口止めせずに死んだ

加害者が死んだ。死ぬ数日前。上衣のボーダーがのびた腹部にわたしは触れた。ぽよぽよとてのひらに、シャツ一枚へだてて他者のからだ。勝手に他者のからだに触れるということをさけてきたが、ついうっかり。ねぎらったりなぐさめたり自分勝手な都合でそうすることがあって落ち込むことがあった。腹部に触れて。わたしはこの人のからだに触れたんだとたいそうおどろいた。死にかけている人を前にしたときのふるまい、第三者は腹水がどうとか黄疸がどうとかはなしていて、わたしは。病人を前にしてなんら動じることなくその人に触れる人間をやろうとしてやったのだけど、この人に触れることをするのだとおどろいた。帰宅しておおげさなほど手を洗ったが、もともと手を洗う回数が多いっぽいのでいつも通りです。

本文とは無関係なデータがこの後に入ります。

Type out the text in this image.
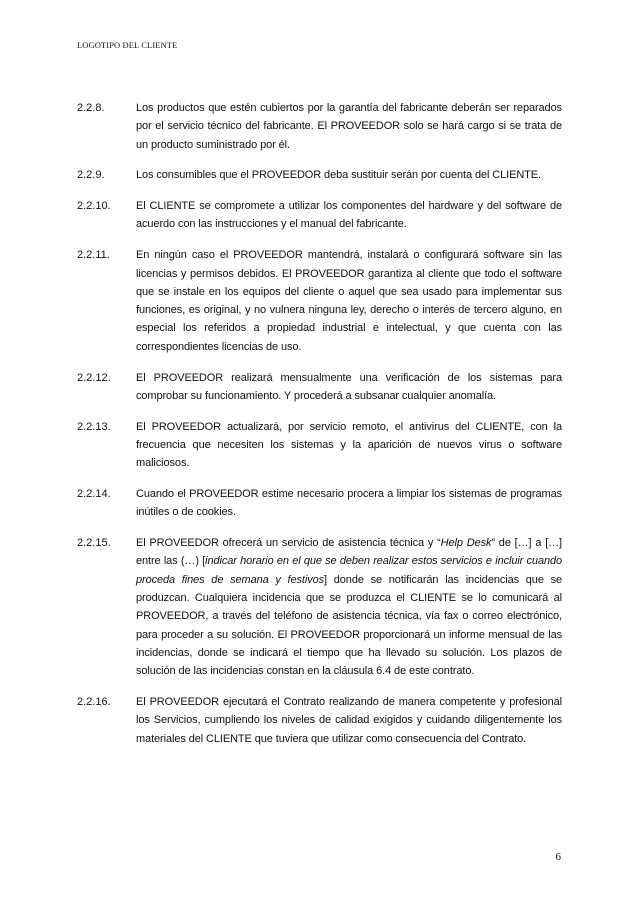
LOGOTIPO DEL CLIENTE
2.2.8.	Los productos que estén cubiertos por la garantía del fabricante deberán ser reparados por el servicio técnico del fabricante. El PROVEEDOR solo se hará cargo si se trata de un producto suministrado por él.
2.2.9.	Los consumibles que el PROVEEDOR deba sustituir serán por cuenta del CLIENTE.
2.2.10.	El CLIENTE se compromete a utilizar los componentes del hardware y del software de acuerdo con las instrucciones y el manual del fabricante.
2.2.11.	En ningún caso el PROVEEDOR mantendrá, instalará o configurará software sin las licencias y permisos debidos. El PROVEEDOR garantiza al cliente que todo el software que se instale en los equipos del cliente o aquel que sea usado para implementar sus funciones, es original, y no vulnera ninguna ley, derecho o interés de tercero alguno, en especial los referidos a propiedad industrial e intelectual, y que cuenta con las correspondientes licencias de uso.
2.2.12.	El PROVEEDOR realizará mensualmente una verificación de los sistemas para comprobar su funcionamiento. Y procederá a subsanar cualquier anomalía.
2.2.13.	El PROVEEDOR actualizará, por servicio remoto, el antivirus del CLIENTE, con la frecuencia que necesiten los sistemas y la aparición de nuevos virus o software maliciosos.
2.2.14.	Cuando el PROVEEDOR estime necesario procera a limpiar los sistemas de programas inútiles o de cookies.
2.2.15.	El PROVEEDOR ofrecerá un servicio de asistencia técnica y “Help Desk” de […] a […] entre las (…) [indicar horario en el que se deben realizar estos servicios e incluir cuando proceda fines de semana y festivos] donde se notificarán las incidencias que se produzcan. Cualquiera incidencia que se produzca el CLIENTE se lo comunicará al PROVEEDOR, a través del teléfono de asistencia técnica, vía fax o correo electrónico, para proceder a su solución. El PROVEEDOR proporcionará un informe mensual de las incidencias, donde se indicará el tiempo que ha llevado su solución. Los plazos de solución de las incidencias constan en la cláusula 6.4 de este contrato.
2.2.16.	El PROVEEDOR ejecutará el Contrato realizando de manera competente y profesional los Servicios, cumpliendo los niveles de calidad exigidos y cuidando diligentemente los materiales del CLIENTE que tuviera que utilizar como consecuencia del Contrato.
6
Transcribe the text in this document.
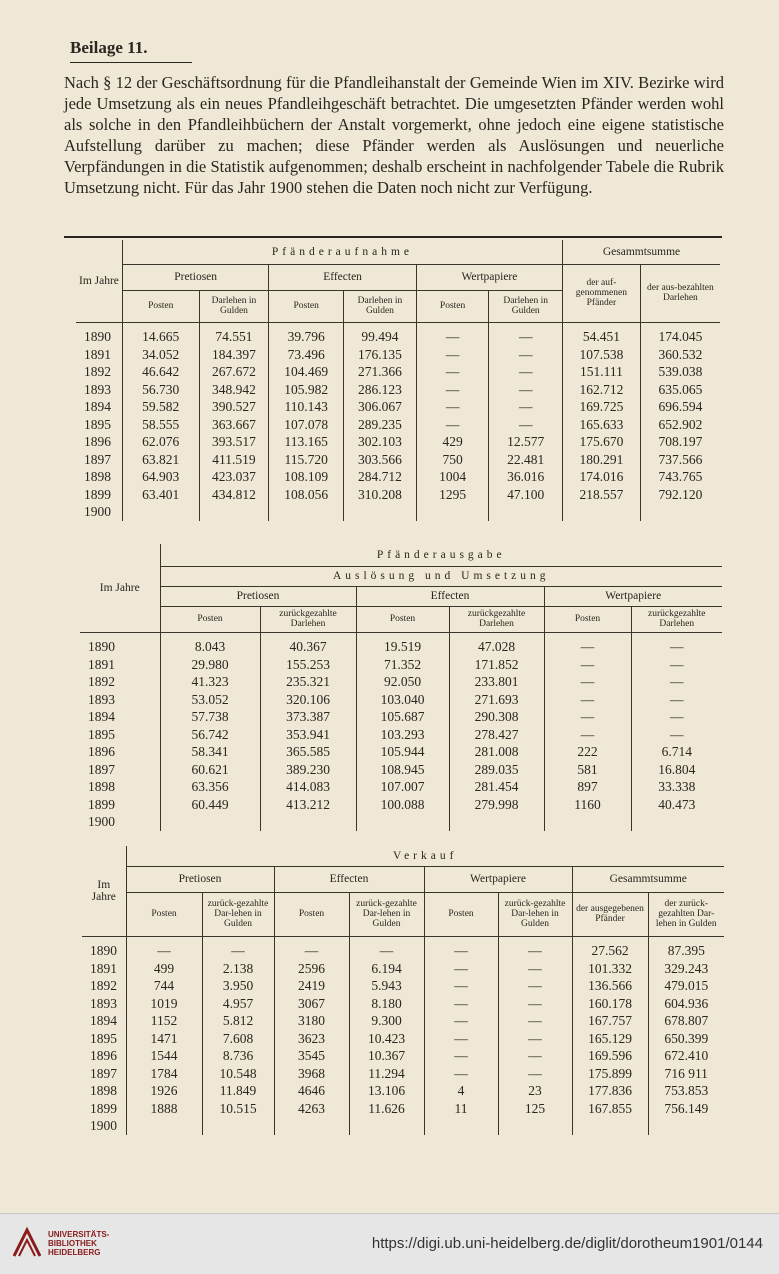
Beilage 11.
Nach § 12 der Geschäftsordnung für die Pfandleihanstalt der Gemeinde Wien im XIV. Bezirke wird jede Umsetzung als ein neues Pfandleihgeschäft betrachtet. Die umgesetzten Pfänder werden wohl als solche in den Pfandleihbüchern der Anstalt vorgemerkt, ohne jedoch eine eigene statistische Aufstellung darüber zu machen; diese Pfänder werden als Auslösungen und neuerliche Verpfändungen in die Statistik aufgenommen; deshalb erscheint in nachfolgender Tabele die Rubrik Umsetzung nicht. Für das Jahr 1900 stehen die Daten noch nicht zur Verfügung.
Im Jahre	Pfänderaufnahme						Gesammtsumme	
	Pretiosen		Effecten		Wertpapiere		der auf-genommenen Pfänder	der aus-bezahlten Darlehen
	Posten	Darlehen in Gulden	Posten	Darlehen in Gulden	Posten	Darlehen in Gulden		
1890	14.665	74.551	39.796	99.494	—	—	54.451	174.045
1891	34.052	184.397	73.496	176.135	—	—	107.538	360.532
1892	46.642	267.672	104.469	271.366	—	—	151.111	539.038
1893	56.730	348.942	105.982	286.123	—	—	162.712	635.065
1894	59.582	390.527	110.143	306.067	—	—	169.725	696.594
1895	58.555	363.667	107.078	289.235	—	—	165.633	652.902
1896	62.076	393.517	113.165	302.103	429	12.577	175.670	708.197
1897	63.821	411.519	115.720	303.566	750	22.481	180.291	737.566
1898	64.903	423.037	108.109	284.712	1004	36.016	174.016	743.765
1899	63.401	434.812	108.056	310.208	1295	47.100	218.557	792.120
1900								
Im Jahre	Pfänderausgabe					
	Auslösung und Umsetzung					
	Pretiosen		Effecten		Wertpapiere	
	Posten	zurückgezahlte Darlehen	Posten	zurückgezahlte Darlehen	Posten	zurückgezahlte Darlehen
1890	8.043	40.367	19.519	47.028	—	—
1891	29.980	155.253	71.352	171.852	—	—
1892	41.323	235.321	92.050	233.801	—	—
1893	53.052	320.106	103.040	271.693	—	—
1894	57.738	373.387	105.687	290.308	—	—
1895	56.742	353.941	103.293	278.427	—	—
1896	58.341	365.585	105.944	281.008	222	6.714
1897	60.621	389.230	108.945	289.035	581	16.804
1898	63.356	414.083	107.007	281.454	897	33.338
1899	60.449	413.212	100.088	279.998	1160	40.473
1900						
Im Jahre	Verkauf							
	Pretiosen		Effecten		Wertpapiere		Gesammtsumme	
	Posten	zurück-gezahlte Dar-lehen in Gulden	Posten	zurück-gezahlte Dar-lehen in Gulden	Posten	zurück-gezahlte Dar-lehen in Gulden	der ausgegebenen Pfänder	der zurück-gezahlten Dar-lehen in Gulden
1890	—	—	—	—	—	—	27.562	87.395
1891	499	2.138	2596	6.194	—	—	101.332	329.243
1892	744	3.950	2419	5.943	—	—	136.566	479.015
1893	1019	4.957	3067	8.180	—	—	160.178	604.936
1894	1152	5.812	3180	9.300	—	—	167.757	678.807
1895	1471	7.608	3623	10.423	—	—	165.129	650.399
1896	1544	8.736	3545	10.367	—	—	169.596	672.410
1897	1784	10.548	3968	11.294	—	—	175.899	716 911
1898	1926	11.849	4646	13.106	4	23	177.836	753.853
1899	1888	10.515	4263	11.626	11	125	167.855	756.149
1900								
UNIVERSITÄTS-
BIBLIOTHEK
HEIDELBERG
https://digi.ub.uni-heidelberg.de/diglit/dorotheum1901/0144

通夜。加害者のいとこが、わたしもそれですが。いとこがひとり。通夜式がすんでから式場に到着した。わたしよりふたつみっつ年上の女性。女性の生家の家柄やこれまでの言動に似合わない遅刻。もしかして。やはり。被害者は複数いたのかもしれない。

告別式。もしかして。やはり。彼女はいない。遺影の笑顔、弔電の内容。まわりの人々は泣いていた。焼香をおえて席に戻らずそのまま帰宅した。手を洗った。

母に。なにがあったか伯母にも母にもおしえるつもりはないが、過去のできごとを思い出してしまい平常心でいる自信がなかったので退席したと告げた。「あんたの気持ちもわかる」と言ったので母も被害者なのかとたいへんおどろいたが、ゴルフがどうとかはなしてたので関係ないかも。口止めしてるのはわたしです。言えばいいのに。死人に口なし。信じてもらえなかったらつらい。